By Keiko Nomura, Senior Analyst, Space Intelligence Ltd.
Editor’s note: Today’s post is by Keiko Nomura, a Senior Analyst at satellite data analysis firm Space Intelligence Ltd. in Edinburgh, Scotland. In mid-2019, Nomura began sharing tips and helpful videos on Twitter that guide Earth Engine users in creating visualizations. Below, she shares some of her 10 favorite tips.
During my final year as a PhD student at the University of Edinburgh, I used Earth Engine for my research into sustainable land use in Southeast Asia. I used Earth Engine to detect oil palm and rubber trees in order to distinguish from forests. As I got to know my way around Earth Engine, I started compiling a mental list of tips for addressing challenges like avoiding computational limits in classification, and shared my tips on Twitter.
If you haven’t seen my Earth Engine tips before, below is a curated list of the most-liked tips, including suggestions from my geosciences colleague, Morgan Crowley, who manages the group Ladies of Landsat. There’s also a special bonus tip that’s making its appearance here for the first time.
Brand-new tip: Removing color from earth imagery
It can be helpful to remove color from satellite images to magnify the objects you are studying — like specific buildings or vegetation. Tim Wallace, a creative lead at Descartes Labs, inspired me to investigate easy ways to do this in Earth Engine when he posted Photoshop images in which he removed color around his chosen subject. Harel Dan, a GIS coordinator at 4M Analytics in Israel, took the idea a step further by writing a script for the Sentinel Hub platform.
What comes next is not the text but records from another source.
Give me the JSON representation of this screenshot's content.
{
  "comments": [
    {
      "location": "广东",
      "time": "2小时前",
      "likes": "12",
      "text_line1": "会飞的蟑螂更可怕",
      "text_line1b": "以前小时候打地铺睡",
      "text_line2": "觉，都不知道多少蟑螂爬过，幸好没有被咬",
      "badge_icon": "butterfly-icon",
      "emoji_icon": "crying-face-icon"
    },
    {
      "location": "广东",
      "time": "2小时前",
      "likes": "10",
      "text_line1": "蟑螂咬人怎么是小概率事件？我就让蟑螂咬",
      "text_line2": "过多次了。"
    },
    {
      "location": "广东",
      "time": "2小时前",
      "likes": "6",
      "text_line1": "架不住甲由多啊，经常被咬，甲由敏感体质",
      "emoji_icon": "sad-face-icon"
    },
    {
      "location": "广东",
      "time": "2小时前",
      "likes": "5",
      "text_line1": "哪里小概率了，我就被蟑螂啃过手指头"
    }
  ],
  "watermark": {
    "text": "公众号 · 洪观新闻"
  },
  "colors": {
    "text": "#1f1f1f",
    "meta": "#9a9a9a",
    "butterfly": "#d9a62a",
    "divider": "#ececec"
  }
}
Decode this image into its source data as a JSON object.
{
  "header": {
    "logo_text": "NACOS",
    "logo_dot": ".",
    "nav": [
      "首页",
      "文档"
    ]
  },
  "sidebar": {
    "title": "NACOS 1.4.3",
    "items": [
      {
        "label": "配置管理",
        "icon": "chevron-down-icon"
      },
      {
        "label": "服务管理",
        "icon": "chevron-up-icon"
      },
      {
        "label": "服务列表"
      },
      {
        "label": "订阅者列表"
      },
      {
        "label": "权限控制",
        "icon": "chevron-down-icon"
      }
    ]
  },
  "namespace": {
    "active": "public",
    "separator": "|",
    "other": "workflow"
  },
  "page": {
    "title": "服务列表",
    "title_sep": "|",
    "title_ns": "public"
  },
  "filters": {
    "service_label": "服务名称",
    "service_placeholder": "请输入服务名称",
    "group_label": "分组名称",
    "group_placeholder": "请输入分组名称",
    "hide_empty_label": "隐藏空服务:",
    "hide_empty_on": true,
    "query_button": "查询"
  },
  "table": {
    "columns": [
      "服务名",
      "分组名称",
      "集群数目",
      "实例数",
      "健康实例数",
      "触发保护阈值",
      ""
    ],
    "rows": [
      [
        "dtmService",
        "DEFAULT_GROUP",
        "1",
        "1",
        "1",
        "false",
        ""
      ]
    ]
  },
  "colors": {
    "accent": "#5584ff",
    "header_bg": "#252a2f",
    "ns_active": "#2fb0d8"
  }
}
I decided to create a version of the script for Earth Engine. The examples below highlight the impact adjusting color can have.
Based on the script, I hoped I could apply this technique to highlight areas or pixels of interest, such as a deforestation area. Below, I highlight recent forest fires in Queensland and New South Wales, Australia by comparing high-vegetation area images. The grey background was used to mask low-vegetation areas, so the colors only show where there were dense trees in May 2019. The image on the right shows what happened to those areas with trees in December 2019. I added topography to the images to get more information about the locations of fire as well as to highlight the contrast further while adding a three-dimensional effect.
I also tried studying the deforestation area using the GLAD alert dataset. But as it turned out, the map of New South Wales, Australia, below left, was not as vibrant as I thought it would be. For the map on the right, I applied a “buffer” in red — but since the file is raster and not vector, I used the
focal_max morphological operation (there’s a bonus tip for you!).
Popular Earth Engine tips from my Twitter feed
Use NDVI time-series in RGB to see changes in trees or crops. This tip, inspired by remote sensing specialist Annamaria Luongo, explains how to see when trees or crops were cleared or have grown by stacking three different NDVI datasets in RGB. You can also use this approach to see new roads over time, or how roads become narrower as vegetation grows.
Add more maps to the Earth Engine console. Can’t get enough maps? Tap into the
ui.Map widget to add more maps in the console, and follow my example mapping the University of Edinburgh.
Identify objects using NDVI. If you just want to delineate non-vegetation objects and don’t want to use machine learning, you can do that by using the raster to vector conversion function and NDVI values. Make sure to use images across different seasons! This is a good low-cost and low-power alternative.
Display and estimate forest areas according to definitions. This is my first contribution to the Earth Engine community tutorial. You can learn how to extract forest areas by applying technical thresholds of canopy cover and minimum area requirements.
How to link maps. With
ui.Map.Linker, you can show images from different time periods by assigning unique band names, like this example I created to show Puzhal Lake in Chennai, India from 2016 to 2019. You can use this example in Code Editor to get you started.
Get time-series views of pixels. Get NDVI time-series views of a pixel with a click, using Landsat 8, in an example using oil palm data. This really shows the advantage of Earth Engine and the cloud computing — so much data, instantly! Great for quick checks.
See trends and years of tree loss. Use a
ui.Chart.image.histogram to see the trends and years of tree loss, with an example from Papua New Guinea.